E o tempo foi passando, até que algo inédito aconteceu e na história da minha vida o inesperado é sempre algo de relevante importância. Foi o caso. Um dia a conversa dele foi no mínimo estranha. A páginas tantas eu disse-lhe que tinha que ir ao cabeleireiro e que também precisava de arranjar as unhas, etc. Era isto um fim-de-semana e, na sequência da minha conversa, ele disse que também precisava de cortar as unhas, mas que tinha que esperar por segunda-feira. Pensei que seria por falta de tempo, mas não, segundo ele, não tinha nada a ver com isso, apenas porque só à segunda-feira podia cortar as unhas. Achei então que era por uma questão de disciplina. A limpeza na minha casa é feita todas as terças-feiras, portanto, considerei ser esse o motivo, mas imediatamente ele negou, dizendo que também não tinha nada que ver com isso. Comecei a ficar intrigada e continuei a fazer perguntas, até que ele me respondeu que, em tempos idos, quando era novo e tinha começado a trabalhar no banco, ouviu uma conversa de um colega que, conversando ao telefone com um amigo, o outro lhe dizia que, cortar as unhas às segundas-feiras fazia com que nunca se tivesse dor de dentes.

 

Desatei a rir, atribuindo aquela dedução a uma piada, que só podia ser, mas ele logo interrompeu dizendo que não era piada nenhuma e que desde que tinha ouvido aquilo, sempre cortara as unhas às segundas-feiras e nunca tinha tido dores de dentes. Ainda dentro de um clima de brincadeira a que eu estava a levar as coisas, chamei a atenção dele para o facto de, na semana anterior, ter marcado uma urgência para o dentista, visto estar com dores de dentes, mas ele reagiu fortemente dizendo que não era uma dor, somente uma moínha. Bom, a conversa estava a ficar difícil, por isso comecei a desconversar, dizendo-lhe que tinha que fazer e que continuaríamos o papo depois, no dia seguinte, ou quando desse e assim foi. 

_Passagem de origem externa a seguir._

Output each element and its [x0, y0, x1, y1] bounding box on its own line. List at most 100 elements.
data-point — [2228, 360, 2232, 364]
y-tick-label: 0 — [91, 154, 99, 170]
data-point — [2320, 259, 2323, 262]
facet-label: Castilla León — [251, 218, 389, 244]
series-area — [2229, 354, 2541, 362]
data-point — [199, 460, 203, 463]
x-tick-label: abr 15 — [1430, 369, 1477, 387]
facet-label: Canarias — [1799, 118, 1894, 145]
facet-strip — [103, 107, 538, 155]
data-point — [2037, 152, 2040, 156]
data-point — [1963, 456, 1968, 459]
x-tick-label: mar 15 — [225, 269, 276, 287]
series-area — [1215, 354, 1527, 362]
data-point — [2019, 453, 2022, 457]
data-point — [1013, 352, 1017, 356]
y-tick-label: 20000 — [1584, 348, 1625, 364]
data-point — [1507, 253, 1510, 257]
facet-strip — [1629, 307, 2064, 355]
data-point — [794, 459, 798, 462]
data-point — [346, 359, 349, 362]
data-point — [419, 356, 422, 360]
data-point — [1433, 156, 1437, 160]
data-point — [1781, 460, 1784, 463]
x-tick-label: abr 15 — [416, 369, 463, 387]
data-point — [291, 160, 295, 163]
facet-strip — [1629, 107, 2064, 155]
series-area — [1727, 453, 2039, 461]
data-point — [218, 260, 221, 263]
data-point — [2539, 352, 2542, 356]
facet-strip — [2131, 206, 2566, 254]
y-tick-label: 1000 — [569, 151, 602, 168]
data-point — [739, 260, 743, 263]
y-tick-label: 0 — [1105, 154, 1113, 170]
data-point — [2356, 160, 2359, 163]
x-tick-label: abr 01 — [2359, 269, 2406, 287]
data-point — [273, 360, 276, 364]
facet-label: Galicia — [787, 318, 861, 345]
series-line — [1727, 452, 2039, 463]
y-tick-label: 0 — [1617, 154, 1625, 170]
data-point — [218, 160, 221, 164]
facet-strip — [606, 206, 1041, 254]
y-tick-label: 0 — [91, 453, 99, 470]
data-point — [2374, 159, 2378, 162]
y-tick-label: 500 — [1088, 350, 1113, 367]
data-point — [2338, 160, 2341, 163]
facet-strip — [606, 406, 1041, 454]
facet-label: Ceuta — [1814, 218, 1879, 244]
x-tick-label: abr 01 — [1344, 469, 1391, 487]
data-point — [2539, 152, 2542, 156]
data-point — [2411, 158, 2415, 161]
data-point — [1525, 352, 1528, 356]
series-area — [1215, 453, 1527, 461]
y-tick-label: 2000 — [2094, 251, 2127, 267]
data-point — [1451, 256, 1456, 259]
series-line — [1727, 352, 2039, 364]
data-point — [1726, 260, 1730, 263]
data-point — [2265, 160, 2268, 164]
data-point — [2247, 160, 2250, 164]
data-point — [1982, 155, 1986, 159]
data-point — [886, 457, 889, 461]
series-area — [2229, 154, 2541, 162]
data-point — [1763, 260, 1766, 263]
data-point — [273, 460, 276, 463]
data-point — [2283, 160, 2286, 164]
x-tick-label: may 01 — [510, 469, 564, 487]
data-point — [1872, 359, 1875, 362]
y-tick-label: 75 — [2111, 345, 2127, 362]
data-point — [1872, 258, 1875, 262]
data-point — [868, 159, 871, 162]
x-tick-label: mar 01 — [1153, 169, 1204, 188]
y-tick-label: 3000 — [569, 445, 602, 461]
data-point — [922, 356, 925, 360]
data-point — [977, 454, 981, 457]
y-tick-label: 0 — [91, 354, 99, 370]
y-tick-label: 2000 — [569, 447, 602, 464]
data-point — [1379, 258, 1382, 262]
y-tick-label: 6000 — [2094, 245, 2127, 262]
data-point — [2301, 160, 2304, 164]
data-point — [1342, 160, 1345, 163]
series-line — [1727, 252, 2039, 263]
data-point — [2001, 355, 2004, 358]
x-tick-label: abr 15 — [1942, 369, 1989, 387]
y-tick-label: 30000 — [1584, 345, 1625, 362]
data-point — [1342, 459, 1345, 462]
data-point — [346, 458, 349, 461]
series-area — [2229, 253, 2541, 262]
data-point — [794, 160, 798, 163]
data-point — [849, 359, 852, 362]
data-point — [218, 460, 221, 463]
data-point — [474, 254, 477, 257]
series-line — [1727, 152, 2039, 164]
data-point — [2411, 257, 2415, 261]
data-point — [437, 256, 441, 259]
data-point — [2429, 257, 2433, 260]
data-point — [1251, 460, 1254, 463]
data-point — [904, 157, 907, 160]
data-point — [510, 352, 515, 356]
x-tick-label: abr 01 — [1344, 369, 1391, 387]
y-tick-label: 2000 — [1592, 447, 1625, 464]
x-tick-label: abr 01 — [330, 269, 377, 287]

No dia seguinte, à hora do costume, o telemóvel tocou e para variar era ele. Começou a falar das coisas do costume, da vida dele, do que tinha feito e do que não tinha, etc… até que, decidi voltar ao tema da noite anterior, os dentes ou as unhas do senhor Adelino, que continuou a insistir na sua tese de que cortar as unhas às segundas-feiras fazia com que nunca se tivesse dor de dentes. Acontece que eu já estava a ficar farta daquela parvoíce e, portanto, comecei a puxar por ele, no sentido de o fazer perceber que aquilo não tinha ponta por onde se pegasse, pois não fazia o menor sentido.  


Muito chateado comigo disse que, se era bom para os outros, também o era para ele. Insisti, dizendo-lhe que, certamente, tinha sido uma brincadeira do colega porque, ninguém, em sã consciência, podia acreditar num disparate tão grande e ele não me parecia ser uma pessoa estúpida a esse ponto. Mas o senhor Adelino não gostou do meu ponto de vista e foi então que, já muito chateado me disse que, se eu não quisesse acreditar, não acreditasse. Ele, porém, continuaria cumprindo religiosamente aquele ritual porque, até provas em contrário e até à data, só se tinha dado bem. Disse-lhe que a conversa ia acabar por ali, porque não tinha paciência para tanta burrice e assim o telefonema acabou. 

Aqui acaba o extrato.